• Sat. Jul 27th, 2024

Heartburn, and the role of food in literature

ByMia Siitonen

Mar 1, 2024

“When I’m reading,” a friend admitted to me once, “I just always wonder what the characters are eating”. It makes sense: in so much of the literature we read, what and how the characters eat – if they cook, if they share meals with friends – is omitted. I think it’s a great shame. Even the greatest detective, or the most wanted criminal, must surely stop for lunch. What are they having?

In Heartburn, the semi-autobiographical novel by late writer and director Nora Ephron, food is at the centre of the table. Told from the first-person perspective of cookery writer Rachel Samstat, admitted by Ephron to be a “thinly disguised” version of herself, Heartburn recounts the breakdown of her marriage after the discovery of her husband’s affair whilst she is seven months pregnant.
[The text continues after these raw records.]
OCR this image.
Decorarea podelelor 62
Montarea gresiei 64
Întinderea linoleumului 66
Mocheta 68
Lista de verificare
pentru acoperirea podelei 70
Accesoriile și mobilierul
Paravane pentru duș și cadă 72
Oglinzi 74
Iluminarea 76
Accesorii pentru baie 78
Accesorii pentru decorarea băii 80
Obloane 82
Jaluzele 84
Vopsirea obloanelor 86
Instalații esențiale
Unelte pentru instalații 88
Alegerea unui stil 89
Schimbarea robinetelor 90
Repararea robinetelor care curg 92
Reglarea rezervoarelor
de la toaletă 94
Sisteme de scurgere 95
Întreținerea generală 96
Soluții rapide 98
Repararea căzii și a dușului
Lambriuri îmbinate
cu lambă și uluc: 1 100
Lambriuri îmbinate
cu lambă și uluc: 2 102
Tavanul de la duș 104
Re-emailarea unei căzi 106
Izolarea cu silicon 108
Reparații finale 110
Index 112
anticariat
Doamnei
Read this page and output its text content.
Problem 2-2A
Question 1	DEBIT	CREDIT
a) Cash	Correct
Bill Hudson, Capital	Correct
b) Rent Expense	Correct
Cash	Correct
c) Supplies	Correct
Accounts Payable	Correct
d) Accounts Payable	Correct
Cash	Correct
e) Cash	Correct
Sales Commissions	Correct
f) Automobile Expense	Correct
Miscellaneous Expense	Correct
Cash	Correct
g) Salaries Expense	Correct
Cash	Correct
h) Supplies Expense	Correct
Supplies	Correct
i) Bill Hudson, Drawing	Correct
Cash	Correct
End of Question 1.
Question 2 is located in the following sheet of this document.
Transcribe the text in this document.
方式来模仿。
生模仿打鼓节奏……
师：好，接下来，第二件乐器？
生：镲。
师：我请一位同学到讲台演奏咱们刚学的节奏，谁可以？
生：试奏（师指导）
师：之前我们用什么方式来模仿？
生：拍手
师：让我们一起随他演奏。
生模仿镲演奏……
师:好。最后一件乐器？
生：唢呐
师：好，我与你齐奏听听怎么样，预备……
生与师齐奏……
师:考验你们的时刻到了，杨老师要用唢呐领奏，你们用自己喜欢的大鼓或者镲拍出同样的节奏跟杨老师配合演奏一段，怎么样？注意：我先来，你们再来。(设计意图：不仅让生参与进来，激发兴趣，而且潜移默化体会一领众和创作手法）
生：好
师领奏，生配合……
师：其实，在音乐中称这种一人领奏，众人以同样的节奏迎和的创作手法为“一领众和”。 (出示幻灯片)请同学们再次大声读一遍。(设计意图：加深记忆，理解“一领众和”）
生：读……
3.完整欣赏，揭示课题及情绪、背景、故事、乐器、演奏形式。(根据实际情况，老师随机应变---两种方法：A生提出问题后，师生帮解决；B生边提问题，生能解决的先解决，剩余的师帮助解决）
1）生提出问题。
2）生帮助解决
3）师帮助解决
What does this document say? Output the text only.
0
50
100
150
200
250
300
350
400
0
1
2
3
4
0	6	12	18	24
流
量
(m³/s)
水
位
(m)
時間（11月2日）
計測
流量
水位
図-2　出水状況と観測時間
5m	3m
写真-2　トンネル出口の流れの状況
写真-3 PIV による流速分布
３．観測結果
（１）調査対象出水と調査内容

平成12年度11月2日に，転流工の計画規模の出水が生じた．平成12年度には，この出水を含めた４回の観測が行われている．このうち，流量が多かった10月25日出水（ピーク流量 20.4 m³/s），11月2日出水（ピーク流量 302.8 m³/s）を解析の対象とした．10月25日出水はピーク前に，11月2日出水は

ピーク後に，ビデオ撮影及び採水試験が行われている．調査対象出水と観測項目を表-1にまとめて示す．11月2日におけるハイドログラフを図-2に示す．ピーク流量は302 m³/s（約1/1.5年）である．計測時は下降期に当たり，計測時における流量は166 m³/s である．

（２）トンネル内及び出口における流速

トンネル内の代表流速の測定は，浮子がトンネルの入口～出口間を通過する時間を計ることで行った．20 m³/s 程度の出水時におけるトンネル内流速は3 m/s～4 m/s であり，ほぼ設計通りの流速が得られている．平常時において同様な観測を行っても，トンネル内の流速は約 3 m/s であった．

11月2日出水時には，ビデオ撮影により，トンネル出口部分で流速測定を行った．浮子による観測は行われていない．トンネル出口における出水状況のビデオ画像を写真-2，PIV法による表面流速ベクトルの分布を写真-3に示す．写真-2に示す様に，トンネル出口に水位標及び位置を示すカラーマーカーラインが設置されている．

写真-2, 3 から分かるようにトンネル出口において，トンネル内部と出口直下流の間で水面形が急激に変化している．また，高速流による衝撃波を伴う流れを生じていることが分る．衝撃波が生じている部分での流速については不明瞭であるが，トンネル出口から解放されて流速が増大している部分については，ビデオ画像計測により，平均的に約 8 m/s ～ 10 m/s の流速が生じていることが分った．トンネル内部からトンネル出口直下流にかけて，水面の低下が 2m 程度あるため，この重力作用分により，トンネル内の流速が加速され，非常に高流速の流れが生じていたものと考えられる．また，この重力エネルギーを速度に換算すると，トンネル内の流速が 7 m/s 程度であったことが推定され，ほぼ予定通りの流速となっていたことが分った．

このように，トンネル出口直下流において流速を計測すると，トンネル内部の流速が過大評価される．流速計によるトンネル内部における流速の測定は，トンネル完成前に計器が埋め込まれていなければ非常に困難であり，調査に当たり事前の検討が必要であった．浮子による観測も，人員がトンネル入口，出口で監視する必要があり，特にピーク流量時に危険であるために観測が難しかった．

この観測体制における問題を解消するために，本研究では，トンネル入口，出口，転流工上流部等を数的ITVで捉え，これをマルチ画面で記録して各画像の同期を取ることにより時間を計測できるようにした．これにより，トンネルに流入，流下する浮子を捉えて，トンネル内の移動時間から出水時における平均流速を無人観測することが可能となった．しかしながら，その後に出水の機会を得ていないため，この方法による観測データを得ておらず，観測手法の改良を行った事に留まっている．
Unsurprisingly, given its protagonist’s profession, food plays a crucial part in the storytelling of Heartburn, both providing light anecdotal relief against the doom of its narrator’s marital breakdown, and more importantly mapping the emotional landscape of the story. 

Through a melange of grocery lists, recollections of New York delicatessens, and zingy anecdotes – “pesto is the quiche of the 70s” – food and feelings are inherently intertwined, as they are in life. 

With entire recipes included throughout, in Heartburn the cooking, eating and sharing of meals offers an insight into the protagonist’s thoughts and way of expressing herself, forging a strong bond between food, love, memory, and place. 

“The cooking became a way of saying I loved you … and then the cooking became the only way of saying I love you.” Food runs through the novel as a constant; as something to be relied upon when little else is certain. It permeates the protagonist’s vernacular – she uses descriptions such as  “peanut-butter-and-jellyness” of life and laments Washington as “a city where you can’t even buy a decent bagel”.

The novel’s very title connotes eating, albeit an unsavoury aftereffect, in a way that sharply aligns itself with the emotionally traumatic side of the story, yet food is also used as a reminder of the beauty of the small moments: “I see…people on the streets looking for action and love and the world’s greatest chocolate-chip cookie, and my heart does a little dance”.

This is something that Nora Ephron pioneered in all of her work, which included the screenplay for the 2009 film, Julie and Julia, and the infamous deli scene in When Harry Met Sally. Even beyond the world it sets itself in, Heartburn makes a strong case for paying food greater attention in literature, and I believe more authors should be following suit.